2. Offene Prüfung möglicher Umnutzung bereits bestehender Gebäude mit dem Ziel der Kostenreduzierung.

Unter einer offenen Prüfung verstehen wir zuallererst eine von den Interessen des Investors unabhängige Prüfung. Das von Gerlach mit der Prüfung beauftragte und bezahlte Architekturbüro kann eine solche unmöglich gewährleisten. Die Stadtverwaltung behauptet nun „Eine ergebnisoffene Prüfung zum Erhalt der bestehenden Gebäude wurde bereits durch das Architekturbüro Gruppe OMP durchgeführt und im Rahmen des bisherigen Beteiligungsprozesses intensiv diskutiert.“ In deren Darstellungen auf der Abschlussveranstaltung wurden aber lediglich zwei Varianten gegenüberstellt: der Total-Abriss und der vollständige Erhalt ohne Zubau. Letzteres hatte aber niemand gefordert. Was ist mit Möglichkeiten dazwischen? Wie sieht es mit dem Erhalt des denkmalwürdigen Bumke-Hauses am E-Damm aus? Wenn die Stadtverwaltung behauptet „Die Architekten haben im Rahmen der Bürgerbeteiligung plausibel dargelegt, dass der Erhalt der bestehenden Gebäude keine Kostenreduzierung ermöglicht“ kann das nur als skurril bezeichnet werden: es wurde keine einzige Zahl zu Umbaukosten genannt und die Erörterungen erfolgten auf Basis eines falscher Grundrisses – ohne das dies die Stadt oder Gerlachs Arbeitskreismitglieder auch nur bemerkt hätten.

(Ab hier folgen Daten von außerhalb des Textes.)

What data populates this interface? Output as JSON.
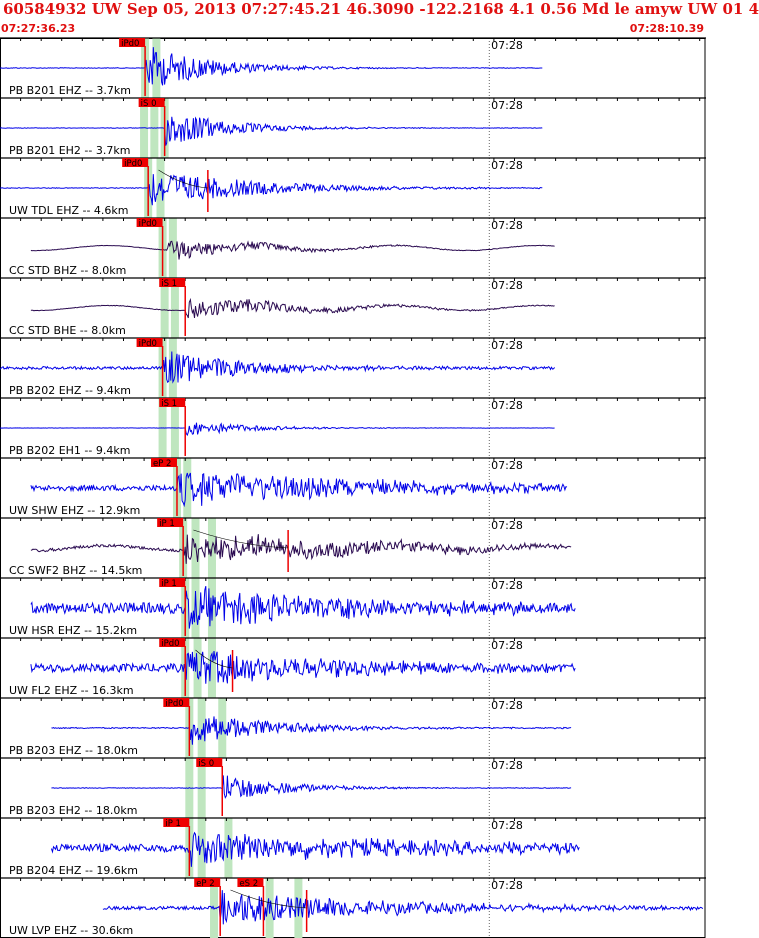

3. Eine soziale und nachhaltige Architektur (z.B. kollektive Nutzungsmöglichkeiten, Freiflächen, Orte für Begegnung/Gemeinschaftsräume, Kita, kostenreduzierende selbstverwaltete Wohnformen, etc.).

Dieser sehr allgemeinen Formulierung der Petition stimmt die Stadt immerhin prinzipiell zu. Allerdings sagt sie: „Die Umsetzung der in der Petition formulierten sozialen und nachhaltigen Architektur kann mit dem rechtlichen Instrumentarium (hier: BauGB) jedoch nur teilweise sichergestellt werden. Die Verwaltung empfiehlt diesem Punkt daher im Rahmen der gesetzlichen Möglichkeiten zu folgen.“ Klar ist aber: das was dazu bisher im Eckdatenpapier des Investors formuliert wurde, ist viel zu wenig/vage. Statt einer angemessenen Berücksichtigung von Klimaschutzanforderungen oder einem Konzept für ein autofreies Quartier findet sich dort kaum verbindliches – außer das 15% der Fahrradstellplätze einen Elektroanschluss kriegen. Möglichkeiten über ein selbstverwaltetes Wohnprojekt mit Eigenleistungen Ressourcen und Kosten zu sparen wurden ebenfalls komplett ignoriert.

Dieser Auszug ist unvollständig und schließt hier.